I should like to point out that these people want to also be my Phone Company and my ISP. Why is it that all of the companies that want to converge my all of my services into a giant gray void have trouble doing even a single thing correctly?
Anyways, since I have to you know, work during the week, The Very Nice Man From The Cable Company scheduled me to have The Cable Guy come to my apartment between 8:00am – 10:00am on Saturday.
When 10:00am rolled around, and the Cable Guy hadn’t shown up, I called The Cable Company. After 20 minutes on hold, I got the Third Customer Service Rep, who told me that they would have to reschedule.
So I yelled. And he put me on hold. And I fumed and cursed.
After several minutes, the Third Customer Service Rep told me that, whaddya know?, a Cable Guy — actually, I’m pretty sure that this was a Replacement Cable Guy — was on his way. The Replacement Cable Guy would be there in just a few minutes. If I would just be patient. He was on his way. Meaning, for the love of the gods, please don’t yell again and will you get off the phone already? I grumbled, and said OK, and hung up.

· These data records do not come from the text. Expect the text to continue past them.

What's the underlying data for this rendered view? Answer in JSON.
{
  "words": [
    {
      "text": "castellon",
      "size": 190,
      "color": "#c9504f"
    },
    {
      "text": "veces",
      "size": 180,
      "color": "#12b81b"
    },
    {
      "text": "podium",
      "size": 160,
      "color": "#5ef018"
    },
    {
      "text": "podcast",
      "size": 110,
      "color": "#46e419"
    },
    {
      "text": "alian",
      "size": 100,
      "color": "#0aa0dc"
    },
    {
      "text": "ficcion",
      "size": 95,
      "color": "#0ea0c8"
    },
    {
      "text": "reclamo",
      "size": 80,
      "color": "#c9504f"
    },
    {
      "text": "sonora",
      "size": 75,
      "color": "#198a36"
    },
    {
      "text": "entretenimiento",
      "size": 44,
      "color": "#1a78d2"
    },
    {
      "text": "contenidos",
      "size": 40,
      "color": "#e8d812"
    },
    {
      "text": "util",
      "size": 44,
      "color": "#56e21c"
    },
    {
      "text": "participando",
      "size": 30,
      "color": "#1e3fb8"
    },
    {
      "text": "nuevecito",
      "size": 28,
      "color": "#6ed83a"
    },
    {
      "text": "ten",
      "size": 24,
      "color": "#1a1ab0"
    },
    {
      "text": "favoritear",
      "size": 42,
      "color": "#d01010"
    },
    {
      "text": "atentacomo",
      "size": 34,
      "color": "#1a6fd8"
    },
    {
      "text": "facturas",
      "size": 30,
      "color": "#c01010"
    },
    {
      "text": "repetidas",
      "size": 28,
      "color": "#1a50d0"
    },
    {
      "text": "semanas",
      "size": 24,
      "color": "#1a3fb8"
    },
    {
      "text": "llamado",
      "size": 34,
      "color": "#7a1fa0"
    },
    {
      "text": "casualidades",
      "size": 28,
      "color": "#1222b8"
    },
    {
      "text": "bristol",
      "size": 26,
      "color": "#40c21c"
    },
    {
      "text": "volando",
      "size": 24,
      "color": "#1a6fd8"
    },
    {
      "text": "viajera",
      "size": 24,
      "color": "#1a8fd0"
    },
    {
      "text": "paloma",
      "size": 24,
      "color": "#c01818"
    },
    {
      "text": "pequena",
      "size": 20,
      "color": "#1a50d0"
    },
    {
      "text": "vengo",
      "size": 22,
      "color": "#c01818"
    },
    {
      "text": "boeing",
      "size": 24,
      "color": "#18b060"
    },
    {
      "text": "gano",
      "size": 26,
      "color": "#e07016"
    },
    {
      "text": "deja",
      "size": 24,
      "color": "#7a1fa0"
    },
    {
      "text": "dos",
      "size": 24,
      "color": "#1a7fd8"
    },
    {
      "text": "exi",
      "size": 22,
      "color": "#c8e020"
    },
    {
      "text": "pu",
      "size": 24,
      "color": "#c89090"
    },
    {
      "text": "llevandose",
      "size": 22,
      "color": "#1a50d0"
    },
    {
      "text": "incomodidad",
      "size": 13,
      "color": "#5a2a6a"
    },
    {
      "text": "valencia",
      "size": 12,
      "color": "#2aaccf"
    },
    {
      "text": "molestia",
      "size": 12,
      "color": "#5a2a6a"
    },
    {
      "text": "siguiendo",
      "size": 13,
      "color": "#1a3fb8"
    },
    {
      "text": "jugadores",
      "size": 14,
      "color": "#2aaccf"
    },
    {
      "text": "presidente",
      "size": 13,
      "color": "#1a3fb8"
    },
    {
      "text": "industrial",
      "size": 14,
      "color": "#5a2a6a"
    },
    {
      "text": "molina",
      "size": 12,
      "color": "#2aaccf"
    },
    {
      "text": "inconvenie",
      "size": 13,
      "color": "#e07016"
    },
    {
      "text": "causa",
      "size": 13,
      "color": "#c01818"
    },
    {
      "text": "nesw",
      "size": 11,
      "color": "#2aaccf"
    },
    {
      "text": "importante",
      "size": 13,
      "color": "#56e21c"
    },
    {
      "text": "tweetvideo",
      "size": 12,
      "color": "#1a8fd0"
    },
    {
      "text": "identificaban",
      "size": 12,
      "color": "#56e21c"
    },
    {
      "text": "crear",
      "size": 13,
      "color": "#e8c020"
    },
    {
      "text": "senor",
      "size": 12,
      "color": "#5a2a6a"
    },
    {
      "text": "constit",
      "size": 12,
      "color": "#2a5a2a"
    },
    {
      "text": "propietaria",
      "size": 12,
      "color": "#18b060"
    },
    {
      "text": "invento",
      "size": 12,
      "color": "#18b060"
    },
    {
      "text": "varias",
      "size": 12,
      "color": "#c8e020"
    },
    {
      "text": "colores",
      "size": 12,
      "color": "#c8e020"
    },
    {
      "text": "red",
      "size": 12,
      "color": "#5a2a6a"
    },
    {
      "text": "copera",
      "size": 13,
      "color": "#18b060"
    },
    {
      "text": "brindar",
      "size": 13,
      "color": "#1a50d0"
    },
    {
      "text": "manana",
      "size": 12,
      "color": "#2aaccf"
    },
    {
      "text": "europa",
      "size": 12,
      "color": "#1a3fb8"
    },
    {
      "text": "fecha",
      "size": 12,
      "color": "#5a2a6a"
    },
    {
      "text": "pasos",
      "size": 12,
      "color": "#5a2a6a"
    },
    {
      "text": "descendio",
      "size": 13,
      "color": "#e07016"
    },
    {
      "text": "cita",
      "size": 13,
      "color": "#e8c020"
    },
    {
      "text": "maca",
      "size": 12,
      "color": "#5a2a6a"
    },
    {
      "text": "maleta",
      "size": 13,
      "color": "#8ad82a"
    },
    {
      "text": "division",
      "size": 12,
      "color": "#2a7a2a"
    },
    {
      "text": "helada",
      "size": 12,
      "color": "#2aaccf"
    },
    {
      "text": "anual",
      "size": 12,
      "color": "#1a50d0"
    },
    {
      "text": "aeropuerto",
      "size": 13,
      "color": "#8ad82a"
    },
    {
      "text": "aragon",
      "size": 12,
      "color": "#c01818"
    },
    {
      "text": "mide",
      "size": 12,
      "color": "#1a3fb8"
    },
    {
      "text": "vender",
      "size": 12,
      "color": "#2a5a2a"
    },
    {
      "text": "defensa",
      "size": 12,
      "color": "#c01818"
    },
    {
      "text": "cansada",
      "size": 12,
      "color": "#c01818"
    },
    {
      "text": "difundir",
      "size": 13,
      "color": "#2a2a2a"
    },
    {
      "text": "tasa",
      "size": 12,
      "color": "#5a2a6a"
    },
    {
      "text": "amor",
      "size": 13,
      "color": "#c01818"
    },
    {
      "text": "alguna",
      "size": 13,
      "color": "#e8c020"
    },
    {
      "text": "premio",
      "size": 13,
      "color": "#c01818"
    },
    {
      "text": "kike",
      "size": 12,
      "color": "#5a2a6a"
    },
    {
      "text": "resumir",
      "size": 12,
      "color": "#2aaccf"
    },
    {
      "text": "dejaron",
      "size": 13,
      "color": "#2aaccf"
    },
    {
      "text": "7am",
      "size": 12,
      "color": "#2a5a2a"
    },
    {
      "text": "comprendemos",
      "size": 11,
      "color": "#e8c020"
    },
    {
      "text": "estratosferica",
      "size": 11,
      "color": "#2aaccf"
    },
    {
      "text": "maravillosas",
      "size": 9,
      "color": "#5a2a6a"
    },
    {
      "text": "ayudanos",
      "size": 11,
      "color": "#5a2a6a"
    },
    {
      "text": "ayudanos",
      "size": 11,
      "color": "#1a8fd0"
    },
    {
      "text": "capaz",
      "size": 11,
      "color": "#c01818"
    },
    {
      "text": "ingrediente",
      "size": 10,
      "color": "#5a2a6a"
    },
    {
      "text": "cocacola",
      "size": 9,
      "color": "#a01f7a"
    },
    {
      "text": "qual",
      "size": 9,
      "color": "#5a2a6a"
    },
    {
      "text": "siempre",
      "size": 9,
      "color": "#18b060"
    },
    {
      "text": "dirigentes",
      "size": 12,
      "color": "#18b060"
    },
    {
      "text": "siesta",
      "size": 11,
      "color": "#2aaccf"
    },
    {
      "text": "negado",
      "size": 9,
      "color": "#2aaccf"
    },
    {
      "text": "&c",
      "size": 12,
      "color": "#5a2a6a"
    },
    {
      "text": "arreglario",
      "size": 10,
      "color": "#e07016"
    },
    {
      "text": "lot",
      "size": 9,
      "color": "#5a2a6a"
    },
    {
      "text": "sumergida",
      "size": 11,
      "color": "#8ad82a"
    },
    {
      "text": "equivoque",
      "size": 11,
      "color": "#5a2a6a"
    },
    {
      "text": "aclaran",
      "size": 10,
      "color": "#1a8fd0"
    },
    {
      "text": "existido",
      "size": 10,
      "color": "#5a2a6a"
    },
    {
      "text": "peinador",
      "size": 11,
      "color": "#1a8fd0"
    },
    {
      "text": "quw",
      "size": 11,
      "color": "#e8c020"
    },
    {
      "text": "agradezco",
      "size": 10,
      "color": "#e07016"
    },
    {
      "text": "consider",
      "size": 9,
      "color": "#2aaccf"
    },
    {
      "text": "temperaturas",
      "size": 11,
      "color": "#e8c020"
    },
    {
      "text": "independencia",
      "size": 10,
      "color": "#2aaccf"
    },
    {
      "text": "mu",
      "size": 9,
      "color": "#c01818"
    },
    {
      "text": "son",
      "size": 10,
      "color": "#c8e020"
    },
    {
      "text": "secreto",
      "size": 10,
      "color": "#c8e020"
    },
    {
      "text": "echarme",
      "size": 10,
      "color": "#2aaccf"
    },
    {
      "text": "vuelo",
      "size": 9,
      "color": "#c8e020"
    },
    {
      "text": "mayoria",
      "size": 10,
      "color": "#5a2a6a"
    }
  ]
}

A very short while later, The Replacement Cable Guy showed up, installed the Cable Cards, and was gone within about 30 minutes. He actually spent most of that time on hold with The Cable Company, waiting to talk to an Actual Human Being. That’s right — The Cable Company is so fracked up that their installers have to waste time waiting on hold. How does that make any sense at all? Still, he was great, telling me that he actually liked the crappy-ass Scientific Atlanta HD-DVR Cable Box, but his son preferred the TiVo, and he knew exactly what he was doing.
So far, it’s all working fine, though there was a weird thing yesterday where the TiVo suddenly didn’t get basic cable for a few hours. It was still getting the digital and HD stuff, and the TV was still getting basic cable, but that seems to have cleared up.